1. Install the Splunk universal forwarder

If you haven't already, you need to install and configure the Splunk universal forwarder. For instructions, see About the universal forwarder in the Forwarder Manual. For Splunk Cloud Platform, see Configure a universal forwarder to send data to ITE Work in Splunk Cloud Platform.

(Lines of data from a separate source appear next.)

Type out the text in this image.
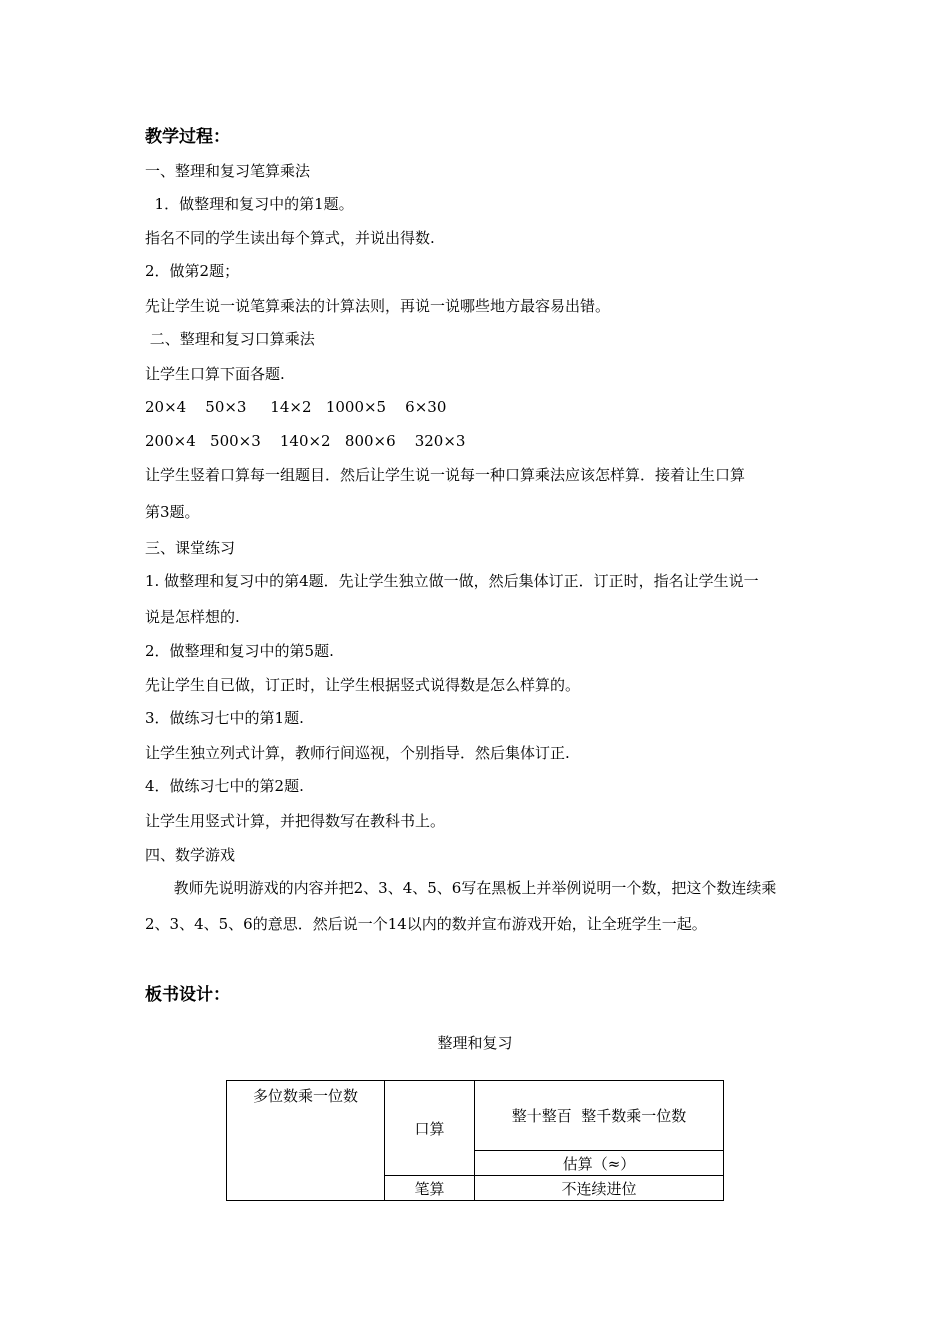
教学过程：
一、整理和复习笔算乘法
1．做整理和复习中的第1题。
指名不同的学生读出每个算式，并说出得数.
2．做第2题；
先让学生说一说笔算乘法的计算法则，再说一说哪些地方最容易出错。
二、整理和复习口算乘法
让学生口算下面各题.
20×4    50×3     14×2   1000×5    6×30
200×4   500×3    140×2   800×6    320×3
让学生竖着口算每一组题目．然后让学生说一说每一种口算乘法应该怎样算．接着让生口算
第3题。
三、课堂练习
1. 做整理和复习中的第4题．先让学生独立做一做，然后集体订正．订正时，指名让学生说一
说是怎样想的.
2．做整理和复习中的第5题.
先让学生自已做，订正时，让学生根据竖式说得数是怎么样算的。
3．做练习七中的第1题.
让学生独立列式计算，教师行间巡视，个别指导．然后集体订正.
4．做练习七中的第2题.
让学生用竖式计算，并把得数写在教科书上。
四、数学游戏
教师先说明游戏的内容并把2、3、4、5、6写在黑板上并举例说明一个数，把这个数连续乘
2、3、4、5、6的意思．然后说一个14以内的数并宣布游戏开始，让全班学生一起。
板书设计：
整理和复习
多位数乘一位数	口算	整十整百  整千数乘一位数
		估算（≈）
	笔算	不连续进位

2. Install and configure the Splunk Add-on for Unix and Linux

Follow these steps to install and configure the Splunk Add-on for Unix and Linux:

1. Review the Splunk Add-on for Unix and Linux requirements. For more information, see Hardware and software requirements for the Splunk Add-on for Unix and Linux in the Splunk Add-on for Unix and Linux Manual.
2. Install the Splunk Add-on for Unix and Linux. For more information, see Install the Splunk Add-on for Unix and Linux in the Splunk Add-on for Unix and Linux Manual.
3. Configure the Splunk Add-on for Unix and Linux. Enable the metrics inputs in the Splunk Add-on for Unix and Linux and set index to itsi_im_metrics. For more information, see Enable data and scripted inputs for the Splunk Add-on for Unix and Linux. If you want to use any other metrics index instead of itsi_im_metrics index, see Use custom metric indexes in ITE Work. 

3. Verify your Unix and Linux integration and view associated entity details dashboards

Follow these steps to check that your entities appear in ITE Work, and to view the associated entity details dashboard.

1. From the ITE Work main menu, go to Configuration > Entity Management.
2. Click View Health on an entity with the entity type Unix/Linux Add-on.